Location of periventricular nodular heterotopia is related to the malformation phenotype on MRI

Abstract

Background and purpose: Periventricular nodular heterotopia are common malformations of cortical development that are associated with many clinical syndromes and with many different neuroimaging phenotypes. The purpose of this study was to determine whether specific malformation phenotypes may be related to location, side, or number of PNH as assessed by MR imaging.

Materials and methods: MR images of 200 patients previously diagnosed with PNH were retrospectively analyzed. PNH were classified according to their location along the ventricles (anterior, posterior, or diffuse), side (unilateral or bilateral), and number of nodules (<5, 6-10, or >10).

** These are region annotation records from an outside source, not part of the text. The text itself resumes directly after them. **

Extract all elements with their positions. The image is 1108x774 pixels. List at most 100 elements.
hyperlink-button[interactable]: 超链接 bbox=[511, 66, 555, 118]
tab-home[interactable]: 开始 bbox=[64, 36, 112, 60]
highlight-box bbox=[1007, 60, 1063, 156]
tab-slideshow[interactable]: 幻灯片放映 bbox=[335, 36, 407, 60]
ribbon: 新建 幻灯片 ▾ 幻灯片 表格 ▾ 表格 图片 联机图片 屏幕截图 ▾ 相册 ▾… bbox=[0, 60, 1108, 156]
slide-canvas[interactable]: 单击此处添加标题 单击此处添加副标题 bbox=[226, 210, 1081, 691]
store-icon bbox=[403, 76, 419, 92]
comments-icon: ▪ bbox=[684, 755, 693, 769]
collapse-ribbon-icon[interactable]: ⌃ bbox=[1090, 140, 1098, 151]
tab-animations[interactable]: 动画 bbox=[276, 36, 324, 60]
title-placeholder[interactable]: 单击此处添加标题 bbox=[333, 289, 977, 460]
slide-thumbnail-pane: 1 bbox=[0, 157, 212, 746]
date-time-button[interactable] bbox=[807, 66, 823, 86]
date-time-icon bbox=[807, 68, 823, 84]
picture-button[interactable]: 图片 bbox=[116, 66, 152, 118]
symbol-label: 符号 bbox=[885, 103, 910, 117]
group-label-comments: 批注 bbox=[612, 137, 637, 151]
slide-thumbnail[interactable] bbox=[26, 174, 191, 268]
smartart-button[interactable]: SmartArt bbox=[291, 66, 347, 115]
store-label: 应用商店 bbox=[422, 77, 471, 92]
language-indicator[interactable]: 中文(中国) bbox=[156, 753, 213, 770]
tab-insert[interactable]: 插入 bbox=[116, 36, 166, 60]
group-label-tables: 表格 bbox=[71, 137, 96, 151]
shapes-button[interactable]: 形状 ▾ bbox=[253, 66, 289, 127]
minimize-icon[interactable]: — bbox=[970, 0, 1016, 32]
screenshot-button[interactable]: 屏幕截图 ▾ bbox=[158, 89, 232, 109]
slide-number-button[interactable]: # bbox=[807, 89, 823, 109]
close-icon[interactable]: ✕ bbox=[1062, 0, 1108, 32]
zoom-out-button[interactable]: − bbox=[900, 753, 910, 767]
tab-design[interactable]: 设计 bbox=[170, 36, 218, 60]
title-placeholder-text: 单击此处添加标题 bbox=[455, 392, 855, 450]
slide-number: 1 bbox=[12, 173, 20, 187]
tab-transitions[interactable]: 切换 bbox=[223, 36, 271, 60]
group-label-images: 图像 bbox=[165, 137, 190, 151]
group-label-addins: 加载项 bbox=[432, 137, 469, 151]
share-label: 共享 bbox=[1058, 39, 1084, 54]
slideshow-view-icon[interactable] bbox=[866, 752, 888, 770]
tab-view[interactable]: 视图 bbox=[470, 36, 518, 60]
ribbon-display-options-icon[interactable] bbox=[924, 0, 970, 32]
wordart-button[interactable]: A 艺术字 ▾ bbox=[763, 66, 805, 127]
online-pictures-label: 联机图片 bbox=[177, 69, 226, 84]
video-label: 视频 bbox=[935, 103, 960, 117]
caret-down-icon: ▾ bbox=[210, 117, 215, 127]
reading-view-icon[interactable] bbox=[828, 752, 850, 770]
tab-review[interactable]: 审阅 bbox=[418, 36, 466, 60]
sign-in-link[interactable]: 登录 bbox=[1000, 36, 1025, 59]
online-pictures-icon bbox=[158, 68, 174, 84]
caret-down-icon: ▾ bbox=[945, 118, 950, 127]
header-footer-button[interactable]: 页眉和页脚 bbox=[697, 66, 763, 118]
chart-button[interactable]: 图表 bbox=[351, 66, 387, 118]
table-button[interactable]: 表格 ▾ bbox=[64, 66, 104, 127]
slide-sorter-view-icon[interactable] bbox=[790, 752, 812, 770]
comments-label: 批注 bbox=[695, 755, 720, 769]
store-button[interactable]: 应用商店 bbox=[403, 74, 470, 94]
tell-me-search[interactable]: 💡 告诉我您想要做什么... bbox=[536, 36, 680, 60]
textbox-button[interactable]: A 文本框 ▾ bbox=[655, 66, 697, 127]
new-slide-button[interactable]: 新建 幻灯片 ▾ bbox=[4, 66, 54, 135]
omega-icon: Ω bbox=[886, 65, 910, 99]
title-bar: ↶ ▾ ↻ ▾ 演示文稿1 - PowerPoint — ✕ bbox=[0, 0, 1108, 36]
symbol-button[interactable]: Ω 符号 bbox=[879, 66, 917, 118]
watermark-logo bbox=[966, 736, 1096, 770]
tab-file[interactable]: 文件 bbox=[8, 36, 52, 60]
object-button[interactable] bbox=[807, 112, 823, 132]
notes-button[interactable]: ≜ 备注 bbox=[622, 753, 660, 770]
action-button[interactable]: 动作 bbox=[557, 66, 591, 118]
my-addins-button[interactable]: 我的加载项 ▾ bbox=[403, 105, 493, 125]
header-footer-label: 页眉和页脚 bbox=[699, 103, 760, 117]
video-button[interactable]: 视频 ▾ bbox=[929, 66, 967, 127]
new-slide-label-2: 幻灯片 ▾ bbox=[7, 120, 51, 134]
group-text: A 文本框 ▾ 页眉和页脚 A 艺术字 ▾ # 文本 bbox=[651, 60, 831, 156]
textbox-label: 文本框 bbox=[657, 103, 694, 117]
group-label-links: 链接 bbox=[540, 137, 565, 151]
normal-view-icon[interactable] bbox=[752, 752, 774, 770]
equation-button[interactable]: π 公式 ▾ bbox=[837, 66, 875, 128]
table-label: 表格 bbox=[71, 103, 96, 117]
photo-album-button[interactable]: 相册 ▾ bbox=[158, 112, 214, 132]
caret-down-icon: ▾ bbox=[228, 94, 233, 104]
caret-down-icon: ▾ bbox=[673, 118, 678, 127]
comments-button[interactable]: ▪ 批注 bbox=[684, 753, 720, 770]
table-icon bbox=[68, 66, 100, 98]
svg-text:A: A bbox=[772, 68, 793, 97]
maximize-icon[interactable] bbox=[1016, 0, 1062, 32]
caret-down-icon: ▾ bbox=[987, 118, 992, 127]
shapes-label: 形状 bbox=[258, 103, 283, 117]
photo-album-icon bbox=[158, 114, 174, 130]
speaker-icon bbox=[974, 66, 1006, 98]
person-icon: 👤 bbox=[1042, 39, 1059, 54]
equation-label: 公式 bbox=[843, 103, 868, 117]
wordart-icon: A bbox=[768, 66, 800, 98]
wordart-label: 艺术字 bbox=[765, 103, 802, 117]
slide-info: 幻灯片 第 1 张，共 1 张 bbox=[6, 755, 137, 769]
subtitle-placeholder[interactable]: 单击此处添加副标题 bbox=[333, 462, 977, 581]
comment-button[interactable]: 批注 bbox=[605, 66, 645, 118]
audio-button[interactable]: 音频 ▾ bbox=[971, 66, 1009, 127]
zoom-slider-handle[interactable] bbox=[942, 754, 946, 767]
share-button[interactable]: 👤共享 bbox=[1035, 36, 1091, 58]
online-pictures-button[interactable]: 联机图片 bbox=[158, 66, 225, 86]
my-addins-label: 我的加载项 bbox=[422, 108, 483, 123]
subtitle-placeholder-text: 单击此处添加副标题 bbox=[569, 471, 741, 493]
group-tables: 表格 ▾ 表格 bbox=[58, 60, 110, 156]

The cerebrum, brain stem and cerebellum were analyzed to assess associated anomalies. Associations between PNH location and the presence of other anomalies were tested by using Fisher exact test and χ2 test.

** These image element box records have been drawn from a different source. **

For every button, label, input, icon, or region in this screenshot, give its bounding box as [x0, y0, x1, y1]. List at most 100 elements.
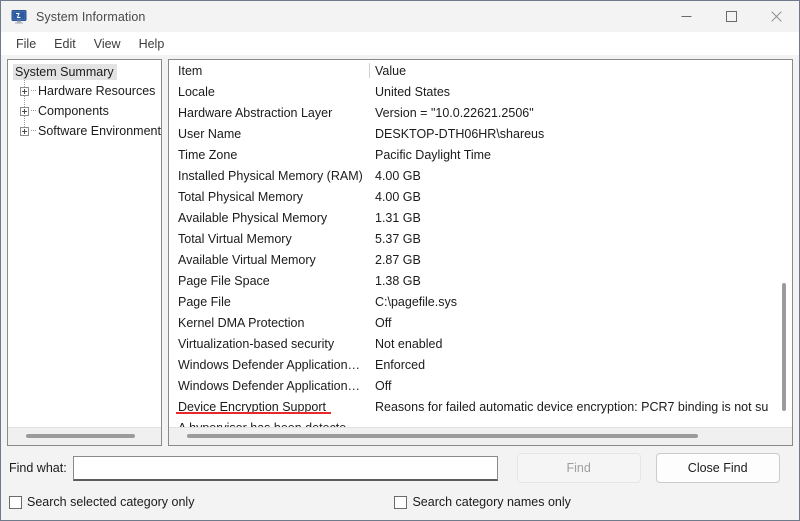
row-value: Not enabled — [375, 336, 443, 351]
tree-item-label: Hardware Resources — [38, 84, 156, 98]
details-vscroll-thumb[interactable] — [782, 283, 786, 411]
table-row[interactable]: A hypervisor has been detecte… — [169, 417, 792, 428]
row-item: User Name — [178, 126, 242, 141]
maximize-button[interactable] — [709, 1, 754, 32]
find-button[interactable]: Find — [516, 453, 641, 483]
row-value: 4.00 GB — [375, 168, 421, 183]
tree-item-hardware-resources[interactable]: Hardware Resources — [13, 81, 161, 101]
row-value: United States — [375, 84, 451, 99]
row-value: DESKTOP-DTH06HR\shareus — [375, 126, 545, 141]
search-selected-category-label: Search selected category only — [27, 495, 195, 509]
column-divider[interactable] — [369, 63, 370, 78]
table-row[interactable]: Available Virtual Memory 2.87 GB — [169, 249, 792, 270]
plus-icon[interactable] — [20, 86, 29, 96]
row-item: Device Encryption Support — [169, 400, 369, 414]
table-row[interactable]: Virtualization-based security Not enable… — [169, 333, 792, 354]
row-item: Page File — [178, 294, 231, 309]
table-row[interactable]: User Name DESKTOP-DTH06HR\shareus — [169, 123, 792, 144]
find-input-row: Find what: Find Close Find — [9, 446, 791, 490]
table-row[interactable]: Locale United States — [169, 81, 792, 102]
row-value: C:\pagefile.sys — [375, 294, 457, 309]
category-tree-pane: System Summary Hardware Resources Compon… — [7, 59, 162, 446]
row-value: 2.87 GB — [375, 252, 421, 267]
table-row[interactable]: Total Physical Memory 4.00 GB — [169, 186, 792, 207]
table-row[interactable]: Page File C:\pagefile.sys — [169, 291, 792, 312]
system-information-icon — [11, 9, 27, 25]
details-header-row: Item Value — [169, 60, 792, 81]
column-header-value[interactable]: Value — [369, 64, 792, 78]
details-vertical-scrollbar[interactable] — [779, 61, 790, 426]
tree-connector-stub — [31, 90, 36, 92]
table-row[interactable]: Kernel DMA Protection Off — [169, 312, 792, 333]
search-category-names-label: Search category names only — [412, 495, 571, 509]
red-underline-annotation — [176, 411, 331, 414]
row-item: Available Virtual Memory — [178, 252, 316, 267]
window-title: System Information — [36, 9, 146, 24]
row-item: Total Virtual Memory — [178, 231, 292, 246]
table-row[interactable]: Windows Defender Application… Off — [169, 375, 792, 396]
find-bar: Find what: Find Close Find Search select… — [1, 446, 799, 520]
find-input[interactable] — [72, 455, 498, 481]
table-row[interactable]: Installed Physical Memory (RAM) 4.00 GB — [169, 165, 792, 186]
category-tree: System Summary Hardware Resources Compon… — [8, 60, 161, 427]
details-hscroll-thumb[interactable] — [187, 434, 698, 438]
tree-hscroll-thumb[interactable] — [26, 434, 135, 438]
column-header-item[interactable]: Item — [169, 64, 369, 78]
plus-icon[interactable] — [20, 106, 29, 116]
tree-connector-stub — [31, 130, 36, 132]
row-value: Pacific Daylight Time — [375, 147, 492, 162]
menu-item-file[interactable]: File — [7, 35, 45, 53]
row-item: Hardware Abstraction Layer — [178, 105, 333, 120]
details-list-pane: Item Value Locale United States Hardware… — [168, 59, 793, 446]
close-icon — [771, 11, 782, 22]
row-value: Version = "10.0.22621.2506" — [375, 105, 534, 120]
menu-item-help[interactable]: Help — [130, 35, 174, 53]
tree-item-label: Components — [38, 104, 109, 118]
search-category-names-checkbox[interactable] — [394, 495, 408, 509]
search-selected-category-checkbox[interactable] — [9, 495, 22, 509]
table-row[interactable]: Available Physical Memory 1.31 GB — [169, 207, 792, 228]
tree-item-software-environment[interactable]: Software Environment — [13, 121, 161, 141]
plus-icon[interactable] — [20, 126, 29, 136]
details-horizontal-scrollbar[interactable] — [169, 427, 792, 445]
row-item: Kernel DMA Protection — [178, 315, 305, 330]
main-content: System Summary Hardware Resources Compon… — [1, 55, 799, 446]
title-bar: System Information — [1, 1, 799, 32]
table-row[interactable]: Hardware Abstraction Layer Version = "10… — [169, 102, 792, 123]
row-value: Off — [375, 315, 392, 330]
minimize-icon — [681, 16, 692, 17]
maximize-icon — [726, 11, 737, 22]
menu-item-view[interactable]: View — [85, 35, 130, 53]
row-item: Available Physical Memory — [178, 210, 328, 225]
row-value: 1.38 GB — [375, 273, 421, 288]
menu-item-edit[interactable]: Edit — [45, 35, 85, 53]
row-value: Enforced — [375, 357, 426, 372]
tree-item-components[interactable]: Components — [13, 101, 161, 121]
table-row[interactable]: Total Virtual Memory 5.37 GB — [169, 228, 792, 249]
table-row[interactable]: Time Zone Pacific Daylight Time — [169, 144, 792, 165]
row-item: Windows Defender Application… — [178, 378, 361, 393]
tree-horizontal-scrollbar[interactable] — [8, 427, 161, 445]
row-value: 4.00 GB — [375, 189, 421, 204]
table-row[interactable]: Page File Space 1.38 GB — [169, 270, 792, 291]
details-list: Item Value Locale United States Hardware… — [169, 60, 792, 427]
row-item: Windows Defender Application… — [178, 357, 361, 372]
tree-connector-stub — [31, 110, 36, 112]
tree-item-system-summary[interactable]: System Summary — [13, 64, 117, 80]
row-item: Locale — [178, 84, 215, 99]
search-category-names-option[interactable]: Search category names only — [394, 495, 571, 509]
find-options-row: Search selected category only Search cat… — [9, 490, 791, 514]
row-item: Installed Physical Memory (RAM) — [178, 168, 363, 183]
row-item: Time Zone — [178, 147, 238, 162]
minimize-button[interactable] — [664, 1, 709, 32]
row-item: Total Physical Memory — [178, 189, 304, 204]
table-row[interactable]: Windows Defender Application… Enforced — [169, 354, 792, 375]
row-value: Off — [375, 378, 392, 393]
find-what-label: Find what: — [9, 461, 67, 475]
close-button[interactable] — [754, 1, 799, 32]
system-information-window: System Information File Edit View Help S… — [0, 0, 800, 521]
search-selected-category-option[interactable]: Search selected category only — [9, 495, 194, 509]
close-find-button[interactable]: Close Find — [655, 453, 780, 483]
table-row-device-encryption-support[interactable]: Device Encryption Support Reasons for fa… — [169, 396, 792, 417]
window-controls — [664, 1, 799, 32]
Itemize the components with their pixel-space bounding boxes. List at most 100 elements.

Results: Posterior PNH were significantly associated with malformations of the cerebral cortex, diminished white matter volume, and mid-/hindbrain anomalies. Diffuse PNH were associated with diminished white matter volume, callosal "anomalies," and the presence of megacisterna magna. Unilateral PNH were strongly associated with cortical malformations.

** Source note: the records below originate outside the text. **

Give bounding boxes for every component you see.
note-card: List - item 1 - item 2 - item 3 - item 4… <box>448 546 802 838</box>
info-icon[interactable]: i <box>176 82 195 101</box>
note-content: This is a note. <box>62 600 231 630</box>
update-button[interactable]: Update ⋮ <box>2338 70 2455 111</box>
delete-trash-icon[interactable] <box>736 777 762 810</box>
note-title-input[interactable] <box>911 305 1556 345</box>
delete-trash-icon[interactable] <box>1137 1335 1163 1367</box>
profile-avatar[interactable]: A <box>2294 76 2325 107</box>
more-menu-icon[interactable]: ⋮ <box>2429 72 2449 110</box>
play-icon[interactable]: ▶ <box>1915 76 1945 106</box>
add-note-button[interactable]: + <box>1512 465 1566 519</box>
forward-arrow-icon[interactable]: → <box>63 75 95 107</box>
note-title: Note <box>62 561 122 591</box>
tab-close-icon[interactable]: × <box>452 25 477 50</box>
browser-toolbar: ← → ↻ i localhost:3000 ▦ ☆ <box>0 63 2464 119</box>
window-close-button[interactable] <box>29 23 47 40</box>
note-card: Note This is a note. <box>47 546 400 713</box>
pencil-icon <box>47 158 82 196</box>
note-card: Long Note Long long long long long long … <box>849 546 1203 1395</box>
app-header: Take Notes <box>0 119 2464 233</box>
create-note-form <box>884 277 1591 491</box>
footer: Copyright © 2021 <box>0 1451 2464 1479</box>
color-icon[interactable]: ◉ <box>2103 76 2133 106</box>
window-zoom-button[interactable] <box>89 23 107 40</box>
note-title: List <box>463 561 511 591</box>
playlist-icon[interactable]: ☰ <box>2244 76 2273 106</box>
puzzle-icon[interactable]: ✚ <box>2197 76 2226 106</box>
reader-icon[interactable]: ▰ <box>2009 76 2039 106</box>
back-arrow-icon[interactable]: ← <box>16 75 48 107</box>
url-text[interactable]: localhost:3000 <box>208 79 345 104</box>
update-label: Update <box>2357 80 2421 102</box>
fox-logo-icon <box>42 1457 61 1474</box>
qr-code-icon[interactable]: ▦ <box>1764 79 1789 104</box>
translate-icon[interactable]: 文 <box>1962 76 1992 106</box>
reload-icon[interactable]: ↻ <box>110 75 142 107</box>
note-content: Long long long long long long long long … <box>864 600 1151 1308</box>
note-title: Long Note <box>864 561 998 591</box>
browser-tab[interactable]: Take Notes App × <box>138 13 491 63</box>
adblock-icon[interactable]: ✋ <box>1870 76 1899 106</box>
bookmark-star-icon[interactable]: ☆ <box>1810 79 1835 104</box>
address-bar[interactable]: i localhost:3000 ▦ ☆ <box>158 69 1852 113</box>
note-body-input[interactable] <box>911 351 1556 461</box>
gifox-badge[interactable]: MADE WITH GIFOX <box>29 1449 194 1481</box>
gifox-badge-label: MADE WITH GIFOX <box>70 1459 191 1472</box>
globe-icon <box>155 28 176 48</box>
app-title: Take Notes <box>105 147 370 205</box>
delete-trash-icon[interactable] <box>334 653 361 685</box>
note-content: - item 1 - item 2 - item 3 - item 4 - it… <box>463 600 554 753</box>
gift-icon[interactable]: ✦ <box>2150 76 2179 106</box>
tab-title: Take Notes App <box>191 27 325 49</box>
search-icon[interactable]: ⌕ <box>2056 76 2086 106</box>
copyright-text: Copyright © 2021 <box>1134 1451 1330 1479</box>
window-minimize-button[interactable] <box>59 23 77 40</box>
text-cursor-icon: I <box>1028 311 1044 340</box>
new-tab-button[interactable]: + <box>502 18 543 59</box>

Conclusions: Certain malformation complexes are associated with PNH in specific locations: posterior PNH with cerebral cortical and mid-/hindbrain malformations and diffuse PNH with callosal anomalies and megacisterna magna. Knowledge of these associations should allow more directed analyses of brain MR imaging in patients with PNH. In addition, knowledge of these associations may help to direct studies to elucidate the causes of these malformation complexes.

Fig. 1.

PNH main patterns evaluated with T1 inversion recovery–weighted image. Arrowheads show locations of heterotopia. Axial images show an aPNH pattern with nodules restricted to the frontal horns (A) and bodies (B). Axial images demonstrate a pPNH pattern. Nodules are lining trigones and temporal and occipital horns bilaterally (C), sparing the frontal horns and bodies (D). E and F, Axial images show a dPNH pattern with nodules lining all of the walls of the lateral ventricles.

Fig. 2.

pPNH and malformations of cortical development. Axial T2 FSE images show PNH lining the wall of the right temporal and occipital horns and trigone (arrowheads in A) and a large region of subcortical heterotopia in the right frontoparietal region (asterisks in B). C, Coronal T1 inversion recovery–weighted image demonstrates bilateral PNH in the temporal horns (arrowheads) and bilateral parietal pachygyria (arrows). D, Coronal inversion recovery–weighted image shows right temporal PNH (arrowheads) and bilateral perisylvian polymicrogyria (white arrows). E and F, Axial T1 inversion recovery–weighted images demonstrate bilateral pPNH (arrowheads) and a left occipital schizencephaly (asterisk in E). White arrows in F show the thickness of the WM band measured between the most posteromedial margin of Sylvian fissure and the lateral border of the ventricular trigone. In this case, it was diminished (5 mm).

Fig. 3.

Heterotopia and commissure anomalies. T1 inversion recovery–weighted images in a 12-year-old boy with dPNH on the right cerebral hemisphere. A, Right parasagittal image shows multiple PNH lining the entire margin of the lateral ventricle. B, Sagittal image demonstrates agenesis of the corpus callosum with a thick anterior commissure (arrowhead) and an anteriorly positioned hippocampal commissure (arrow). A vascular structure is running along of the top of the third ventricle (open arrowhead). C, Coronal image shows moderate white matter volume reduction in the right hemisphere. The fornices are properly located at the roof of the third ventricle (arrows). PNH is seen in the margin of the frontal and temporal horns (arrowheads).

Fig. 4.

pPNH and posterior fossa anomalies. A and B, An 11-day-old boy with microcephaly. Small PNH are present in the trigones (black arrowheads in A [axial T2 spin-echo–weighted image]). Other findings include a small pons (p in B [sagittal T1 spin-echo–weighted image]), a hypoplastic and dysmorphic vermis (white arrowheads), and a large inferior cerebellar peduncle (arrow). C and D, A 2-year-old boy with PNH in the trigones (black arrows in C [coronal T1 inversion recovery–weighted image]) and a very small vermis (white arrowheads), dysplastic and small cerebellar hemispheres (black arrowheads), and megacisterna magna (MCM).